As shown in Table 1, the most likely number of Type I errors in a set of 20 independent tests with α = 0.05 is one, with a point probability of 0.38. That is, when you run 20 comparisons, there’s a 38% chance of getting one false alarm. The next highest point probability is 0.36 for 0 false alarms, meaning you have about the same chance of having no false alarms in a set of 20 comparisons as you do one false alarm.
Unfortunately, you can encounter more than one false alarm in a set of 20 tests. The likelihood of at least one Type I error, however, is higher (specifically, 1 − p(0) = 1 − 0.36 = 0.64). That’s a 64% chance of 1, 2, 3, or more. (Although more than two or three false alarms in 20 comparisons is rare.) So, rather than having a 5% chance of encountering a Type I error when there is no real difference, α has inflated to 64%.
What Can You Do About Alpha Inflation?
You can’t raise interest rates to tame alpha inflation. But since the middle of the 20th century, many strategies and techniques have been published to guide the analysis of multiple comparisons, such as omnibus tests (e.g., ANOVA and MANOVA) and procedures for the comparison of pairs of means (e.g., Tukey’s WSD and HSD procedures, the Student–Newman–Keuls test, Dunnett’s test, the Duncan procedure, the Scheffé procedure, the Bonferroni adjustment, and the Benjamini–Hochberg adjustment).
With all these methods available to handle alpha inflation, the problem is solved—right?
Controlling Alpha Inflation Has Its Consequences
When the null hypothesis is not true, applying techniques to control alpha inflation (decreasing the number of Type I errors) necessarily increases the number of Type II errors—the failure to detect differences that are real. An overemphasis on the prevention of Type I errors leads to the proliferation of Type II errors.
Unless, for your situation, the cost of a Type I error is much greater than the cost of a Type II error, you should avoid applying any of the techniques designed to suppress alpha inflation. As Perneger (1998, p. 1236) wrote, “Simply describing what tests of significance have been performed, and why, is generally the best way of dealing with multiple comparisons.” In UX and many applied research settings, failing to detect a real difference can be just as harmful as falsely declaring a difference. Context matters, so don’t think Type I errors should take all the focus.

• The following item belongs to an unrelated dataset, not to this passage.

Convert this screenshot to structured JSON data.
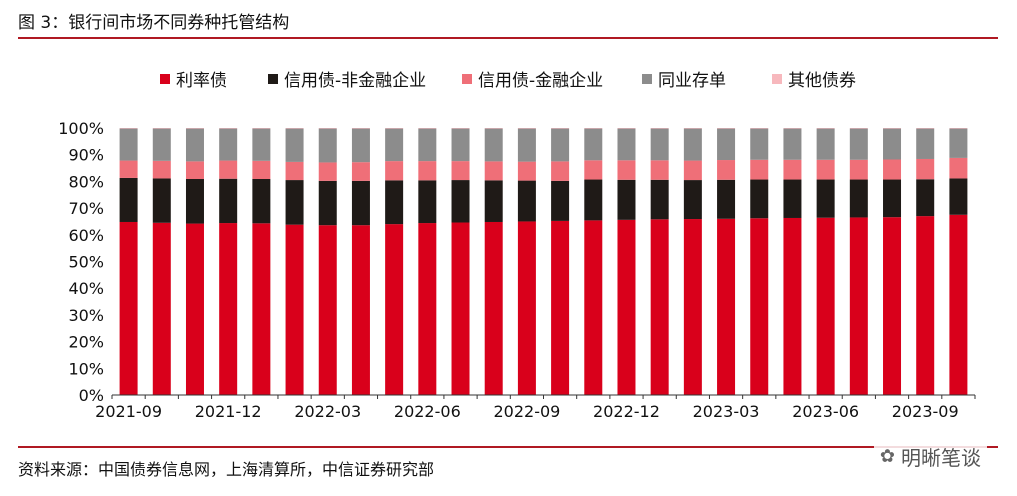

Or, as Abelson (1995, p. 70) put it, “Random patterns will seem to contain something systematic when scrutinized in many particular ways. If you look at enough boulders, there is bound to be one that looks like a sculpted human face. Knowing this, if you apply extremely strict criteria for what is to be recognized as an intentionally carved face, you might miss the whole show on Easter Island.”
We pay more attention to alpha inflation when we’re making many unplanned comparisons. But even then, we have a balanced approach to managing Type I and Type II errors, which we’ll cover in an upcoming article.
Summary and Discussion
Alpha inflation is what happens when running multiple statistical tests quietly erodes the reliability of your p < .05 threshold, the same way printing money erodes the value of a dollar. The main points from this article are:
Alpha inflation is real. Run 20 independent comparisons at α = .05, and you don’t have a 5% chance of a false alarm anymore; you have a 64% chance of at least one. The reality of alpha inflation can easily be demonstrated using binomial probabilities (as in Table 1).
Many methods have been developed to control alpha inflation. The methods, primarily developed in the 20th century, vary considerably in their relative conservatism (judging fewer contrasts to be significant) and liberalism (judging more contrasts to be significant).
But you can’t just raise interest rates to fix alpha inflation. Controlling alpha inflation has hidden costs. Controlling only Type I errors (false alarms) leads to a proliferation of Type II errors (misses). The decision to use methods to control alpha inflation depends strongly on the relative costs of Type I and Type II errors in a specific research context. We’ll cover how to strike that balance in an upcoming article.